The Archive to Come: Short Time-Based Works by more than 50 International Artists
Curated by Carla Gannis & Clark Buckner
The Archive to Come is a collection of short time-based works by more than fifty international artists, curated by new media artist Carla Gannis and gallerist Clark Buckner in the winter of 2020, in response to the COVID-19 pandemic and the persistent systemic racism brought to light by Black Lives Matter protests. What did we value and want to preserve as we worked to recover from these crises? How would we memorialize those whose lives had been lost? What could do justice to the fact that so many had died needlessly, or worse, as victims of racist violence? What histories demanded to be foregrounded and what legacies needed to be left behind? What were the sources of precariousness and resilience in our personal and collective constitutions? What did we hope for the future?

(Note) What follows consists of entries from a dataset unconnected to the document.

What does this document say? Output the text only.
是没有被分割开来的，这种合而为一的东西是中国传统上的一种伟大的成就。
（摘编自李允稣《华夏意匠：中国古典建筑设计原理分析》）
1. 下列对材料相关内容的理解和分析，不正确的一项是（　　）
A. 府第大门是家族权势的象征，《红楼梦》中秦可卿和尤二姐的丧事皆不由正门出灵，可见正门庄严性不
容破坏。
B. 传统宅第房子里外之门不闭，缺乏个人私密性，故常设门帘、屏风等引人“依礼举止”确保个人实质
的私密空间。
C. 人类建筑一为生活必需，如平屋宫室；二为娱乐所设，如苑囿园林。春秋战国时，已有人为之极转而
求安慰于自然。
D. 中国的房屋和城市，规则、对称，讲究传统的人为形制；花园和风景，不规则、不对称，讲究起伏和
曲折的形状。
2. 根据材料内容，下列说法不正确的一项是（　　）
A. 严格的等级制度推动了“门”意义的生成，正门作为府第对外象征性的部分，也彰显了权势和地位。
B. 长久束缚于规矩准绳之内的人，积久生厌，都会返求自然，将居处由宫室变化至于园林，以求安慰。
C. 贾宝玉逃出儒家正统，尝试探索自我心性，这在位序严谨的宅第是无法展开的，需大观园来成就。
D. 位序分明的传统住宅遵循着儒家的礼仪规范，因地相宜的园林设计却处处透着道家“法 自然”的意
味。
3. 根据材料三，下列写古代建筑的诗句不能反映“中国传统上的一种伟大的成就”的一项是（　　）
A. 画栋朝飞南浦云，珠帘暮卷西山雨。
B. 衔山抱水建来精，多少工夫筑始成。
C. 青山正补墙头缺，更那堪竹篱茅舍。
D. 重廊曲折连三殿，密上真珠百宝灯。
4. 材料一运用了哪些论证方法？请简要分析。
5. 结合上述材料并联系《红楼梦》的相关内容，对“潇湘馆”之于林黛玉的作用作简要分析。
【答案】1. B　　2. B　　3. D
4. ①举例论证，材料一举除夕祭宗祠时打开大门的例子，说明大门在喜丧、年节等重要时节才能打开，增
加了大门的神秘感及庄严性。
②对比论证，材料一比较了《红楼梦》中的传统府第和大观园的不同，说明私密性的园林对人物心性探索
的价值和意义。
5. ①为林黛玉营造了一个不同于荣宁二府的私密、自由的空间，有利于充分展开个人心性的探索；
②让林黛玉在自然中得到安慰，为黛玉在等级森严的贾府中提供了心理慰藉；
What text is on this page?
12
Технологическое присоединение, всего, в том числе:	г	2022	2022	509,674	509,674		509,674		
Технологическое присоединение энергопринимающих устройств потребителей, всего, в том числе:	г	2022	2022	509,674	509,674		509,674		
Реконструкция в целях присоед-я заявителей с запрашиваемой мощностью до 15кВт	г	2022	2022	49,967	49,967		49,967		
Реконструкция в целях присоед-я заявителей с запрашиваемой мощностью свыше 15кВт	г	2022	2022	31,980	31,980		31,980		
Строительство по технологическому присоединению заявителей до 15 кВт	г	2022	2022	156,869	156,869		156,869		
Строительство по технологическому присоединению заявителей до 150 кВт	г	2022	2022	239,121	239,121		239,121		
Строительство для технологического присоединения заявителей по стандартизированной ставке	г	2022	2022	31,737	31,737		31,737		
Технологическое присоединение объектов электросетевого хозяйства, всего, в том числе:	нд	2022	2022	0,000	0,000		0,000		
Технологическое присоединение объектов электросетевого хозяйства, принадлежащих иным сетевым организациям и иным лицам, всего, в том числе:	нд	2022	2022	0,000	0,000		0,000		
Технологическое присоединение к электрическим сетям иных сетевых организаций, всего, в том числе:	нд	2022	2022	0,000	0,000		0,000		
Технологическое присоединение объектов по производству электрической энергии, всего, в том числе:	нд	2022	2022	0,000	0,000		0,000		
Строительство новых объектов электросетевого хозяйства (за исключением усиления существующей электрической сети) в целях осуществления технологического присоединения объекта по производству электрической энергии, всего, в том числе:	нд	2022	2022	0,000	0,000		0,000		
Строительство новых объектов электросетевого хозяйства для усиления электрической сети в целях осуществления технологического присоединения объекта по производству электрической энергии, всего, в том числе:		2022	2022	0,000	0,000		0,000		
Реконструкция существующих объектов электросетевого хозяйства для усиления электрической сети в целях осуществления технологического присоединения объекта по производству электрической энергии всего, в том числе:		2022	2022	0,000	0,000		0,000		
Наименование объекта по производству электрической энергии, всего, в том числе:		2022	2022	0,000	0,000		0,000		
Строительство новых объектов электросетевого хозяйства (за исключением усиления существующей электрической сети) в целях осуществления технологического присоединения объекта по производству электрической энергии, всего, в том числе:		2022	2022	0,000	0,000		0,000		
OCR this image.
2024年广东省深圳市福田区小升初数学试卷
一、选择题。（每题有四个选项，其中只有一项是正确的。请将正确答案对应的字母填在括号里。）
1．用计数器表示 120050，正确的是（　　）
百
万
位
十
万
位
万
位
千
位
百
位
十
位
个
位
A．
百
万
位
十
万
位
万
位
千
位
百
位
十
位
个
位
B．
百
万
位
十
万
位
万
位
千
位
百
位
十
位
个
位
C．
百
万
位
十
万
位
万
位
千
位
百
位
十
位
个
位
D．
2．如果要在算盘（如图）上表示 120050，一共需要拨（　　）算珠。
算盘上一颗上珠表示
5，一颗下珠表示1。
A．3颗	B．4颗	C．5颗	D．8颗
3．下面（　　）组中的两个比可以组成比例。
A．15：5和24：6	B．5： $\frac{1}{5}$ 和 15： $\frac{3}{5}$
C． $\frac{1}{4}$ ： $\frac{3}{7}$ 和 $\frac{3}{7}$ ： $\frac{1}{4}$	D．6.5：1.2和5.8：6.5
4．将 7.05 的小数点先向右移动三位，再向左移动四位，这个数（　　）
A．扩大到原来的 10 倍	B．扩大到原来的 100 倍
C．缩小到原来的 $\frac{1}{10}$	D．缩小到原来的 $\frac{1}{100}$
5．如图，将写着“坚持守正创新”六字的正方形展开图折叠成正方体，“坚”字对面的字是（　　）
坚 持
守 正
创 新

Oriented by the concerns in Carla’s wwwunderkammer project, these questions were taken up as questions of the archive, which both founds and sustains the authority of discourses, institutions, and practices in the modern world, questions concerning the construction of memory, knowledge, power, and authority, which presented themselves amidst these crises, as both problems and possibilities: revelations of the previously unconscious contradictions in our way of doing things, as well as opportunities to re-orient our attunement to the world. Artists were invited to construct and share archives of their own, to reflect upon historical trauma and displacement, and to consider how the digitalization of memory has changed the experience of what we remember – indeed, memory and experience themselves. The result, documented in this book, is a collection of works addressing loss, memorialization, crisis, and re-invention, at a singular moment in history, through the lens of contemporary networked culture and digital media.